Let $\{\varphi_k\}_{k=1}^\infty$ be an orthogonal system, and $\{\alpha_k(f)\}$ the Fourier coefficients for a function $f\in L^2([a,b])$. Then the Parseval's identity is given by the formula \begin{equation} |f|_2^2 = \sum_{k=1}^\infty \alpha_k(f)^2|\varphi_k|_2^2, \end{equation} where $|f|_2 = \left(\int_a^bf^2\right)^{1/2}$.
I'm computing the complex Fourier series of $f:[-\pi,\pi]\to\Bbb R$, $f(x) = e^x$, and if nothing is wrong the series goes as follows: \begin{equation} f(x)\sim\sum_{k=-\infty}^\infty\frac{(-1)^{k}\sinh(\pi) i}{(i-k)\pi}e^{ikx}. \end{equation} I also computed it in the same restriction with the real trigonometric coefficients, and if I haven't messed up anywhere, this is what I got: \begin{equation} f(x)\sim\frac{\sinh(\pi)}{\pi}+\sum_{k=1}^\infty\left(\frac{2(-1)^k \sinh(\pi)}{(1+k^2)\pi}\cos(kx)-\frac{2(-1)^k k \sinh(\pi)}{(1+k^2)\pi}\sin(kx)\right). \end{equation} I'm trying to see what I can get from the Parseval's identity, but none of the series seem to give me any equality: \begin{equation} \int_{-\pi}^\pi e^{2x}\;dx = \sinh(2\pi),\;\;\int_{-\pi}^\pi e^{2kix}\;dx = 0,\;\;\int_{-\pi}^\pi\;dx = 2\pi,\;\;c_0(f)^2 = \frac{\sinh^2(\pi)}{\pi^2} \end{equation} \begin{equation} \sinh(2\pi) = 2\frac{\sinh^2(\pi)}{\pi}, \end{equation} but these two are not equal. Something similar happens with the other series (I took this one directly from Mathematica, it was too long to write): \begin{equation} \sinh(2\pi) = \sin\frac{\sinh^2 (\pi )}{\pi^2 }+\frac{2 \sinh ^2(\pi ) (\pi \coth (\pi )-1)}{\pi }, \end{equation} which again, the equality doesn't hold.
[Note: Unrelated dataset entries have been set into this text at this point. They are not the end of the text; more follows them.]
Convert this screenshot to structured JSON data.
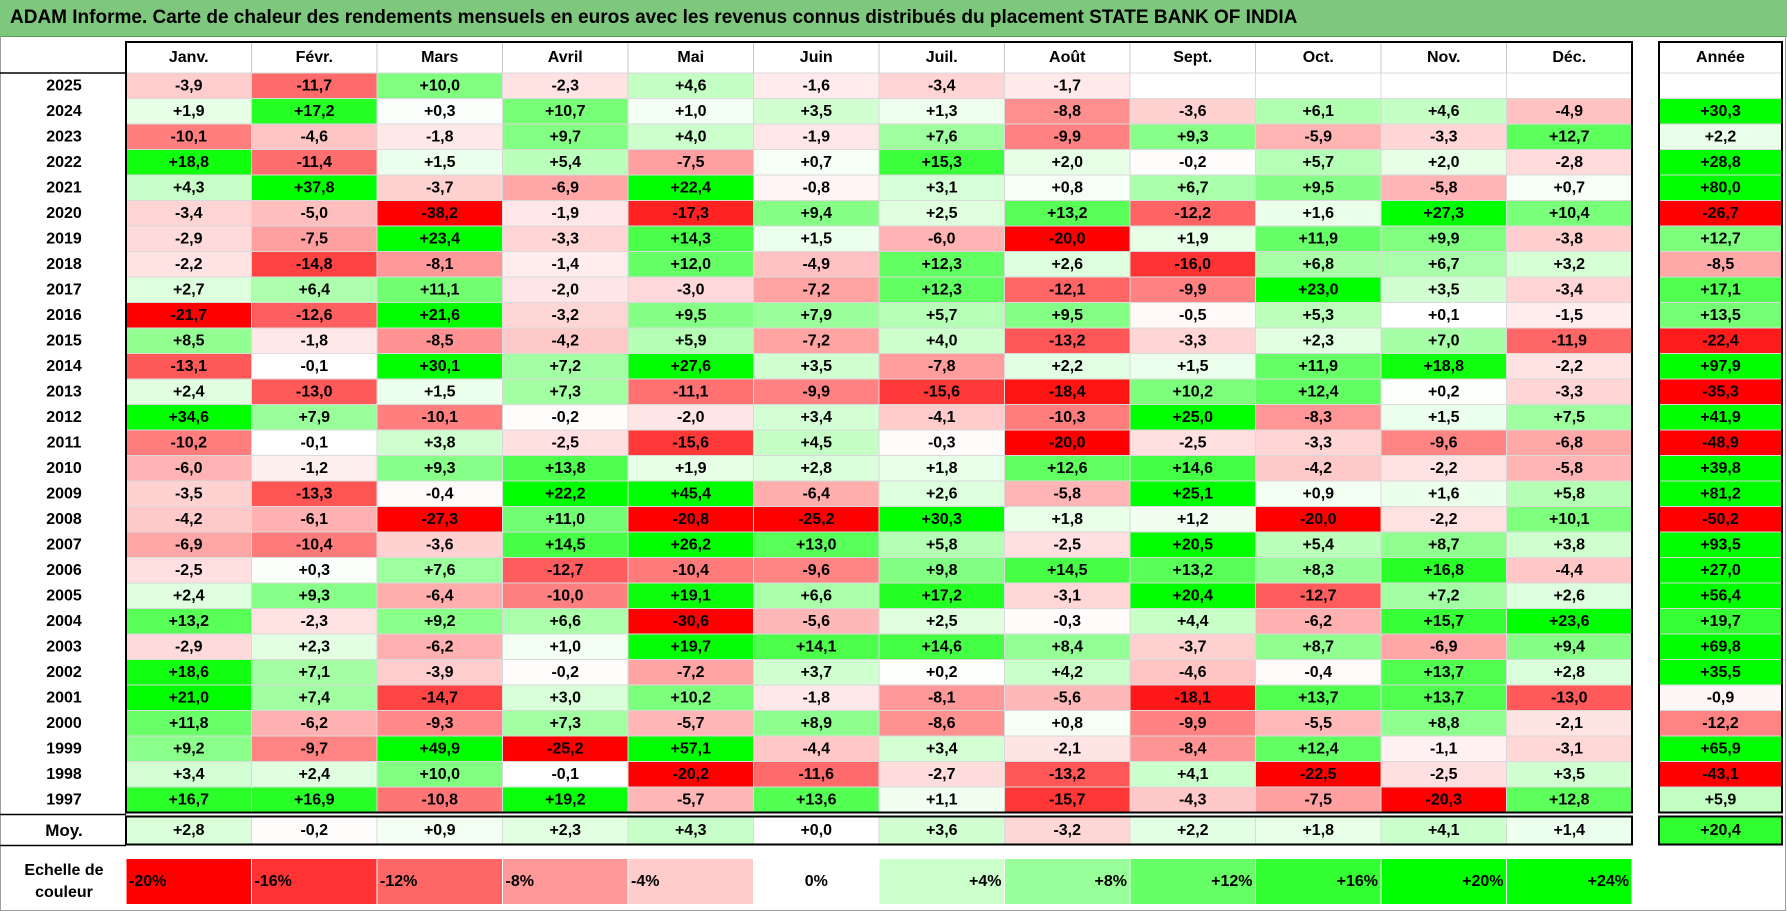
{
  "title": "ADAM Informe. Carte de chaleur des rendements mensuels en euros avec les revenus connus distribués du placement STATE BANK OF INDIA",
  "chart_data": {
    "type": "heatmap",
    "months": [
      "Janv.",
      "Févr.",
      "Mars",
      "Avril",
      "Mai",
      "Juin",
      "Juil.",
      "Août",
      "Sept.",
      "Oct.",
      "Nov.",
      "Déc."
    ],
    "annual_header": "Année",
    "years": [
      "2025",
      "2024",
      "2023",
      "2022",
      "2021",
      "2020",
      "2019",
      "2018",
      "2017",
      "2016",
      "2015",
      "2014",
      "2013",
      "2012",
      "2011",
      "2010",
      "2009",
      "2008",
      "2007",
      "2006",
      "2005",
      "2004",
      "2003",
      "2002",
      "2001",
      "2000",
      "1999",
      "1998",
      "1997"
    ],
    "values": [
      [
        "-3,9",
        "-11,7",
        "+10,0",
        "-2,3",
        "+4,6",
        "-1,6",
        "-3,4",
        "-1,7",
        "",
        "",
        "",
        ""
      ],
      [
        "+1,9",
        "+17,2",
        "+0,3",
        "+10,7",
        "+1,0",
        "+3,5",
        "+1,3",
        "-8,8",
        "-3,6",
        "+6,1",
        "+4,6",
        "-4,9"
      ],
      [
        "-10,1",
        "-4,6",
        "-1,8",
        "+9,7",
        "+4,0",
        "-1,9",
        "+7,6",
        "-9,9",
        "+9,3",
        "-5,9",
        "-3,3",
        "+12,7"
      ],
      [
        "+18,8",
        "-11,4",
        "+1,5",
        "+5,4",
        "-7,5",
        "+0,7",
        "+15,3",
        "+2,0",
        "-0,2",
        "+5,7",
        "+2,0",
        "-2,8"
      ],
      [
        "+4,3",
        "+37,8",
        "-3,7",
        "-6,9",
        "+22,4",
        "-0,8",
        "+3,1",
        "+0,8",
        "+6,7",
        "+9,5",
        "-5,8",
        "+0,7"
      ],
      [
        "-3,4",
        "-5,0",
        "-38,2",
        "-1,9",
        "-17,3",
        "+9,4",
        "+2,5",
        "+13,2",
        "-12,2",
        "+1,6",
        "+27,3",
        "+10,4"
      ],
      [
        "-2,9",
        "-7,5",
        "+23,4",
        "-3,3",
        "+14,3",
        "+1,5",
        "-6,0",
        "-20,0",
        "+1,9",
        "+11,9",
        "+9,9",
        "-3,8"
      ],
      [
        "-2,2",
        "-14,8",
        "-8,1",
        "-1,4",
        "+12,0",
        "-4,9",
        "+12,3",
        "+2,6",
        "-16,0",
        "+6,8",
        "+6,7",
        "+3,2"
      ],
      [
        "+2,7",
        "+6,4",
        "+11,1",
        "-2,0",
        "-3,0",
        "-7,2",
        "+12,3",
        "-12,1",
        "-9,9",
        "+23,0",
        "+3,5",
        "-3,4"
      ],
      [
        "-21,7",
        "-12,6",
        "+21,6",
        "-3,2",
        "+9,5",
        "+7,9",
        "+5,7",
        "+9,5",
        "-0,5",
        "+5,3",
        "+0,1",
        "-1,5"
      ],
      [
        "+8,5",
        "-1,8",
        "-8,5",
        "-4,2",
        "+5,9",
        "-7,2",
        "+4,0",
        "-13,2",
        "-3,3",
        "+2,3",
        "+7,0",
        "-11,9"
      ],
      [
        "-13,1",
        "-0,1",
        "+30,1",
        "+7,2",
        "+27,6",
        "+3,5",
        "-7,8",
        "+2,2",
        "+1,5",
        "+11,9",
        "+18,8",
        "-2,2"
      ],
      [
        "+2,4",
        "-13,0",
        "+1,5",
        "+7,3",
        "-11,1",
        "-9,9",
        "-15,6",
        "-18,4",
        "+10,2",
        "+12,4",
        "+0,2",
        "-3,3"
      ],
      [
        "+34,6",
        "+7,9",
        "-10,1",
        "-0,2",
        "-2,0",
        "+3,4",
        "-4,1",
        "-10,3",
        "+25,0",
        "-8,3",
        "+1,5",
        "+7,5"
      ],
      [
        "-10,2",
        "-0,1",
        "+3,8",
        "-2,5",
        "-15,6",
        "+4,5",
        "-0,3",
        "-20,0",
        "-2,5",
        "-3,3",
        "-9,6",
        "-6,8"
      ],
      [
        "-6,0",
        "-1,2",
        "+9,3",
        "+13,8",
        "+1,9",
        "+2,8",
        "+1,8",
        "+12,6",
        "+14,6",
        "-4,2",
        "-2,2",
        "-5,8"
      ],
      [
        "-3,5",
        "-13,3",
        "-0,4",
        "+22,2",
        "+45,4",
        "-6,4",
        "+2,6",
        "-5,8",
        "+25,1",
        "+0,9",
        "+1,6",
        "+5,8"
      ],
      [
        "-4,2",
        "-6,1",
        "-27,3",
        "+11,0",
        "-20,8",
        "-25,2",
        "+30,3",
        "+1,8",
        "+1,2",
        "-20,0",
        "-2,2",
        "+10,1"
      ],
      [
        "-6,9",
        "-10,4",
        "-3,6",
        "+14,5",
        "+26,2",
        "+13,0",
        "+5,8",
        "-2,5",
        "+20,5",
        "+5,4",
        "+8,7",
        "+3,8"
      ],
      [
        "-2,5",
        "+0,3",
        "+7,6",
        "-12,7",
        "-10,4",
        "-9,6",
        "+9,8",
        "+14,5",
        "+13,2",
        "+8,3",
        "+16,8",
        "-4,4"
      ],
      [
        "+2,4",
        "+9,3",
        "-6,4",
        "-10,0",
        "+19,1",
        "+6,6",
        "+17,2",
        "-3,1",
        "+20,4",
        "-12,7",
        "+7,2",
        "+2,6"
      ],
      [
        "+13,2",
        "-2,3",
        "+9,2",
        "+6,6",
        "-30,6",
        "-5,6",
        "+2,5",
        "-0,3",
        "+4,4",
        "-6,2",
        "+15,7",
        "+23,6"
      ],
      [
        "-2,9",
        "+2,3",
        "-6,2",
        "+1,0",
        "+19,7",
        "+14,1",
        "+14,6",
        "+8,4",
        "-3,7",
        "+8,7",
        "-6,9",
        "+9,4"
      ],
      [
        "+18,6",
        "+7,1",
        "-3,9",
        "-0,2",
        "-7,2",
        "+3,7",
        "+0,2",
        "+4,2",
        "-4,6",
        "-0,4",
        "+13,7",
        "+2,8"
      ],
      [
        "+21,0",
        "+7,4",
        "-14,7",
        "+3,0",
        "+10,2",
        "-1,8",
        "-8,1",
        "-5,6",
        "-18,1",
        "+13,7",
        "+13,7",
        "-13,0"
      ],
      [
        "+11,8",
        "-6,2",
        "-9,3",
        "+7,3",
        "-5,7",
        "+8,9",
        "-8,6",
        "+0,8",
        "-9,9",
        "-5,5",
        "+8,8",
        "-2,1"
      ],
      [
        "+9,2",
        "-9,7",
        "+49,9",
        "-25,2",
        "+57,1",
        "-4,4",
        "+3,4",
        "-2,1",
        "-8,4",
        "+12,4",
        "-1,1",
        "-3,1"
      ],
      [
        "+3,4",
        "+2,4",
        "+10,0",
        "-0,1",
        "-20,2",
        "-11,6",
        "-2,7",
        "-13,2",
        "+4,1",
        "-22,5",
        "-2,5",
        "+3,5"
      ],
      [
        "+16,7",
        "+16,9",
        "-10,8",
        "+19,2",
        "-5,7",
        "+13,6",
        "+1,1",
        "-15,7",
        "-4,3",
        "-7,5",
        "-20,3",
        "+12,8"
      ]
    ],
    "annual": [
      "",
      "+30,3",
      "+2,2",
      "+28,8",
      "+80,0",
      "-26,7",
      "+12,7",
      "-8,5",
      "+17,1",
      "+13,5",
      "-22,4",
      "+97,9",
      "-35,3",
      "+41,9",
      "-48,9",
      "+39,8",
      "+81,2",
      "-50,2",
      "+93,5",
      "+27,0",
      "+56,4",
      "+19,7",
      "+69,8",
      "+35,5",
      "-0,9",
      "-12,2",
      "+65,9",
      "-43,1",
      "+5,9"
    ],
    "average_label": "Moy.",
    "average": [
      "+2,8",
      "-0,2",
      "+0,9",
      "+2,3",
      "+4,3",
      "+0,0",
      "+3,6",
      "-3,2",
      "+2,2",
      "+1,8",
      "+4,1",
      "+1,4"
    ],
    "average_annual": "+20,4",
    "scale_label_line1": "Echelle de",
    "scale_label_line2": "couleur",
    "scale": [
      "-20%",
      "-16%",
      "-12%",
      "-8%",
      "-4%",
      "0%",
      "+4%",
      "+8%",
      "+12%",
      "+16%",
      "+20%",
      "+24%"
    ],
    "colors": {
      "title_bg": "#7ec87e",
      "neg_max": "#ff0000",
      "neutral": "#ffffff",
      "pos_max": "#00ff00"
    }
  }
}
Did I commit a mistake while writing Parseval's identity with the correspondent variables? Or perhaps the restriction of $e^x$ in the interval $[-\pi,\pi]$ doesn't hold the Parseval's identity (I think it should, since $f\in L^2([-\pi,\pi])$ and the orthogonal systems are complete). Could anyone please help?